Solo™ Comms Solution for Military VR Flight Trainers

Customer

Military flight training school

Application

This customer facility features multiple, intermediate-level PC-based virtual reality (VR) workstations for ab-initio flight training. While the VR trainers featured basic communications capabilities for students, the instructors lacked the ability to communicate with them from within the simulation. They needed a new way to integrate computer-based communications without disrupting their existing architecture.

Challenges &
Solutions

The challenge requirements are listed in blue; ASTi's applicable components are in black:

Fill the comms gap between instructors and students

The training program setup and configuration was complete, and a number of VR training systems were already in use at the customer facility. One obvious issue, however, was the instructors’ inability to conveniently interact with trainees without interrupting their training missions. So they tapped ASTi to solve their problem.

But how does one add distributed communication capabilities to an existing facility with zero changes to its network topology or infrastructure? Especially when the customer facility uses one PC per VR trainer with no centralized server rack, nor does it have the space (or desire) to add one? ASTi's answer is called Solo™.

Solo is an app that provides a complete virtual comms and radio environment to Windows PCs. Simply installing Solo on a PC-based trainer gives it the same communications capabilities offered by ASTi's other industry-leading products like Voisus and Telestra. Unlike those solutions, however, Solo features a peer-to-peer network implementation versus a central, server-centric approach. Installing Solo on the trainer PCs, as well as the instructors' computers or tablets, provides a reconfigurable communications environment to fit the program's current and future training needs.

Make it flexible

Solo boasts a complete set of features allowing administrators to configure and redesign its comms topology at will. Comm plans and Roles (like those used in ASTi's Voisus product) allow administrators to build multiple virtual radios of all types and assign one or more of them to instructors, students, observers, administrators, etc.

This allows multiple modes of communication during training missions without having to change radio settings inside the simulation:

  • Instructor to single student
  • Instructor to multiple students
  • Multiple instructors to multiple students
  • Instructor-only comms back channel
  • Role players to one or more students
  • Maintenance intercom when simulation is halted
... all discretely or simultaneously.

To offer even more flexibility, instructors can use Solo over WiFi on their Windows tablets as they monitor and connect with multiple students as needed during training missions.

Maintain the realism of the simulation

Without computer-based communications, the only way a trainee can hear an instructor's voice is for the instructor to speak at a volume exceeding the student's earphones or for the student to remove or relocate the VR headset away from their ear(s). The first choice is highly disruptive in a facility where multiple devices are positioned close to each other. The second extinguishes any immersion the student experiences during training. And both violate the realism that the simulation is intended to provide!

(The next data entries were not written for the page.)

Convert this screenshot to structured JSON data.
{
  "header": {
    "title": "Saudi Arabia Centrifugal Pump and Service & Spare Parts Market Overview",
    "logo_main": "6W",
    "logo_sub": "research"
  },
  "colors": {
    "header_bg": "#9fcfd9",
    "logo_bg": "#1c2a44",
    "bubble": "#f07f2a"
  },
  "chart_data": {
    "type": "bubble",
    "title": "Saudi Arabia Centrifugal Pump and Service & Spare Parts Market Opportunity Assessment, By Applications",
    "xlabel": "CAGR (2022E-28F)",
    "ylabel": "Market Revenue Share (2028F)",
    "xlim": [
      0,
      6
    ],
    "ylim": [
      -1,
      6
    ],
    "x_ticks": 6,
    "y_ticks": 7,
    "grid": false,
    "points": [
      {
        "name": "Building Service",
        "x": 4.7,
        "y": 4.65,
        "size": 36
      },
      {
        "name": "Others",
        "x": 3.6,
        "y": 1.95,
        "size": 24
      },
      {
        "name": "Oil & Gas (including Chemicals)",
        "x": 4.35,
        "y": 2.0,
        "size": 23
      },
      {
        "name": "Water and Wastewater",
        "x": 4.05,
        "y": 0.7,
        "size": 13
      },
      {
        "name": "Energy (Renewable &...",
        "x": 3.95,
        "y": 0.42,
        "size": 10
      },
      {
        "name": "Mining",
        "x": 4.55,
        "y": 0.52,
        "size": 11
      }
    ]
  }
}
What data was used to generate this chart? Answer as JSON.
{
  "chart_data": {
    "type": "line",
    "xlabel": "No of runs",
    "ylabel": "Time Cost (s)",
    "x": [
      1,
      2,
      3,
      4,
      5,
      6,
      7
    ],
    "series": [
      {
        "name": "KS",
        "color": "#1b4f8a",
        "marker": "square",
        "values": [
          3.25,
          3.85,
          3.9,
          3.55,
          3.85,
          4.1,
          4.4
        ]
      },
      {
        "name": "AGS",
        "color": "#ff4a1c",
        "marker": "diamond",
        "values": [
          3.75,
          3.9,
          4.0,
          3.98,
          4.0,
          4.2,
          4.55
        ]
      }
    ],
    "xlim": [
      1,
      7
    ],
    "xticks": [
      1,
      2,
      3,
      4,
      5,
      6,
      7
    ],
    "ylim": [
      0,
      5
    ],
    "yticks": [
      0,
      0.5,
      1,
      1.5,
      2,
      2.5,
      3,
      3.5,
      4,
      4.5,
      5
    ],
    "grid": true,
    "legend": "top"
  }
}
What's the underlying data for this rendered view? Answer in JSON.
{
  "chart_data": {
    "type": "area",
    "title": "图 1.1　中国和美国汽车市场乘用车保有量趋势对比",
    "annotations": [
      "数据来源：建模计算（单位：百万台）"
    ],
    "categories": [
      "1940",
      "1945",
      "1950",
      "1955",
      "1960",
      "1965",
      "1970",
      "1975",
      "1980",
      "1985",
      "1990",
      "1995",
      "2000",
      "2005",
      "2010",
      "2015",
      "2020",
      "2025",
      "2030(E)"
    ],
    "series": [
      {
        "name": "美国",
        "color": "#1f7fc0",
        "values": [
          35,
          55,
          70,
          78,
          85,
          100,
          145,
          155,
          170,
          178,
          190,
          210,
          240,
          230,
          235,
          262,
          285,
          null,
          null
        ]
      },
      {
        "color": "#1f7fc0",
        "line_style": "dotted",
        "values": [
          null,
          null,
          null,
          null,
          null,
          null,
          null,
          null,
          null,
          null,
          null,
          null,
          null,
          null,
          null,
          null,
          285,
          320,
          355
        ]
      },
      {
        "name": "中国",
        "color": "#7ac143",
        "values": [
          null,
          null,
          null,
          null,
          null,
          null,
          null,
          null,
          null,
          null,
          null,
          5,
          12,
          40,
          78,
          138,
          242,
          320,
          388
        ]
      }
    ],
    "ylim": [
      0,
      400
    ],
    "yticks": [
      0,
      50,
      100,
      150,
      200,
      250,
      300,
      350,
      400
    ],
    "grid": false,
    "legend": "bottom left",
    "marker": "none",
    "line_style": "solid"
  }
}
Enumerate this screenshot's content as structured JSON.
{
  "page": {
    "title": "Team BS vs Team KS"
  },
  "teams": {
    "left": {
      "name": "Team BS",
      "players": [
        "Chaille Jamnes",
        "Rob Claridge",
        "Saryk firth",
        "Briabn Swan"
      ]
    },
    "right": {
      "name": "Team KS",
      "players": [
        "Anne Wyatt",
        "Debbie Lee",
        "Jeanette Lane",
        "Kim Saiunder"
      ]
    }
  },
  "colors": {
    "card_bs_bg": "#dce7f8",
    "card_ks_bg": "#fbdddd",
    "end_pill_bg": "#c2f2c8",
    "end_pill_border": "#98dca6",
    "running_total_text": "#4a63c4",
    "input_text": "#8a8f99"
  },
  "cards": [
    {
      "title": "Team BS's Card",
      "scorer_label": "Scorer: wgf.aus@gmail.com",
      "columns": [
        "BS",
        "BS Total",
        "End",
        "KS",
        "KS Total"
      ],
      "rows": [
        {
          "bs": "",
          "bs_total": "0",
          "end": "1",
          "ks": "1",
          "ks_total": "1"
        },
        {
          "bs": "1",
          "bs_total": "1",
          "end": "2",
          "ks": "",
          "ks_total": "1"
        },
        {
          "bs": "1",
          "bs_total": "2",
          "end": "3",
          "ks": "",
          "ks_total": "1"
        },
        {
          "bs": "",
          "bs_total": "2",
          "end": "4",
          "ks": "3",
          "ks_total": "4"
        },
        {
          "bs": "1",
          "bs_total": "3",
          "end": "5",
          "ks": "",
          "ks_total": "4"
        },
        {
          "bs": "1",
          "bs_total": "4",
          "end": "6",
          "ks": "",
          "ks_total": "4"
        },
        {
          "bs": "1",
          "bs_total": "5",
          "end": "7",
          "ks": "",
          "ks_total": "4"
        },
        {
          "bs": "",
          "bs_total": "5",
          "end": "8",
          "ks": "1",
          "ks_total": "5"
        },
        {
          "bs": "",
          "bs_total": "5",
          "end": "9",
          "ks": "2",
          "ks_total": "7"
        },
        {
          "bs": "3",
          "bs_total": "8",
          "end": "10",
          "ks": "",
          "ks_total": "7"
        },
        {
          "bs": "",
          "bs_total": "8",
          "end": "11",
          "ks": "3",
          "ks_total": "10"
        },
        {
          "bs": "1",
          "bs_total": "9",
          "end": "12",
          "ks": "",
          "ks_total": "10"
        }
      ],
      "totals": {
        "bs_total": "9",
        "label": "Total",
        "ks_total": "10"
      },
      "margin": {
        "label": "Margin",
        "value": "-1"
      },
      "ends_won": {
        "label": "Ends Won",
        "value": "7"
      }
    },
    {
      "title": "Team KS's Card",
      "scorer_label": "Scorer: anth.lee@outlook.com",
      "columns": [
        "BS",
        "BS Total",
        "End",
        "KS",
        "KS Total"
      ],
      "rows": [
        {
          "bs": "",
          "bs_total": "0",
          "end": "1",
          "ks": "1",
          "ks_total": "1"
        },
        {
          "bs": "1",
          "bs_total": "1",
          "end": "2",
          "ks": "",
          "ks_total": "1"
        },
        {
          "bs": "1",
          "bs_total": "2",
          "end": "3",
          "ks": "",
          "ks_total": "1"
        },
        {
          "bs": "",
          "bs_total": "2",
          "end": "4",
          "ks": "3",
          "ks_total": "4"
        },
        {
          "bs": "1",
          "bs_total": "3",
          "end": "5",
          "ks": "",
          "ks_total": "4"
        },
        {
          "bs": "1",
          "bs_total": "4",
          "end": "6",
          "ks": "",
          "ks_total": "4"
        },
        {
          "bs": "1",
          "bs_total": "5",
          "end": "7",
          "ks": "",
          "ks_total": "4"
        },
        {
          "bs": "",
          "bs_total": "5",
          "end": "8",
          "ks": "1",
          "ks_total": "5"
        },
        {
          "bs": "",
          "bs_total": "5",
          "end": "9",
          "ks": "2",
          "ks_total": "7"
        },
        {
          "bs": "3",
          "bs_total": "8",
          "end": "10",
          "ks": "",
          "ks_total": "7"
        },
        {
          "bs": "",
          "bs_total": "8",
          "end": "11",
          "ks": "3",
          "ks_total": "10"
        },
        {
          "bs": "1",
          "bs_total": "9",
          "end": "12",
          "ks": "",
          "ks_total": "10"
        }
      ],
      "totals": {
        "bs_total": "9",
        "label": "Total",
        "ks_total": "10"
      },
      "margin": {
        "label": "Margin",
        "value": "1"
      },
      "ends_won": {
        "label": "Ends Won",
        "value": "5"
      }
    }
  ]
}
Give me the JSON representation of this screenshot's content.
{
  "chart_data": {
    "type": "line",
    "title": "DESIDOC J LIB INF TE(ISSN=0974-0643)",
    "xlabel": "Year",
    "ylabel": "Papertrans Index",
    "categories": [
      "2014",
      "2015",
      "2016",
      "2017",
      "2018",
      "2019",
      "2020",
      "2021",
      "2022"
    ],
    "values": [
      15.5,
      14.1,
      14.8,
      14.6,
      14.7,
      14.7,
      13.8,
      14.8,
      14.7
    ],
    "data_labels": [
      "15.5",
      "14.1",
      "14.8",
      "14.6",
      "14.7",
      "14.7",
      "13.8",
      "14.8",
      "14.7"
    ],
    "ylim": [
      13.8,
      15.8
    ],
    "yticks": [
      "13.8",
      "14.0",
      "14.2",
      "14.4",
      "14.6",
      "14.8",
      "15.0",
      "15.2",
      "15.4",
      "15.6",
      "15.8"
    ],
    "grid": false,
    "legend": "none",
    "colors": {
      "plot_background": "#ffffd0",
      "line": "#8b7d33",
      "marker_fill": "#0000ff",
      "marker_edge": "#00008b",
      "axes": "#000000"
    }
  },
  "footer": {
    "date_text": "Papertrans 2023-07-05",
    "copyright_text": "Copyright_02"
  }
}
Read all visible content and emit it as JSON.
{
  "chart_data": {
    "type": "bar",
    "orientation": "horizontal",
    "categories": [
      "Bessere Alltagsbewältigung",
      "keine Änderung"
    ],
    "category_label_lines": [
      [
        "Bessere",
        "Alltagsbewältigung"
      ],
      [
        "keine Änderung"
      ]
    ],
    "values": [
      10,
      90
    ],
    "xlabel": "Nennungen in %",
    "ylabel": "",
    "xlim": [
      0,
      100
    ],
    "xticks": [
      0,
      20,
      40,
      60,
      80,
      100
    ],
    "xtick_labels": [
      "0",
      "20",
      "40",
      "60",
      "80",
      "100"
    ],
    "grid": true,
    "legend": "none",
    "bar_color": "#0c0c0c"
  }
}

Solo delivers instructor-to-trainee communications directly through the students' headsets with no further accommodation. Since Solo provides a fully simulated radio environment, anything that uses a virtual radio in the simulation can also be heard. This could be air traffic control (ATC) instruction, automatic terminal information service (ATIS) messages, aircraft intercoms, or even lead-to-wing comms during tactical formation flying.

Make it a software-only solution

With each VR device using one Windows PC for all aspects of the training environment, that single computer already has a lot to do. It has to run the simulation, generate the graphics, create all the sounds, and handle all the networking. Any addition to the devices' software baseline cannot compromise its performance, or else the training experience will suffer.

Solo's lightweight installation preserves processing power so the existing systems can continue to operate effectively with zero performance degradation.

Further, Solo integrates with existing Windows subsystems to work with the trainers pre-installed peripherals. USB flight sticks provide press-to-talk keying for virtual radios while the earphones on the VR headsets provide realistic, in-the-ear voice communications. No special hardware is required.

Keep it clean

As with the majority of military training programs, public WAN access needs to be restricted since Internet- and cloud-based solutions are often difficult to secure. As new and more advanced threats arise, maintaining the security of these setups is a continuous burden on program personnel. As Solo is a single-PC application, it requires zero connectivity outside the local-area network, and never has to "phone home" to register or renew a service subscription.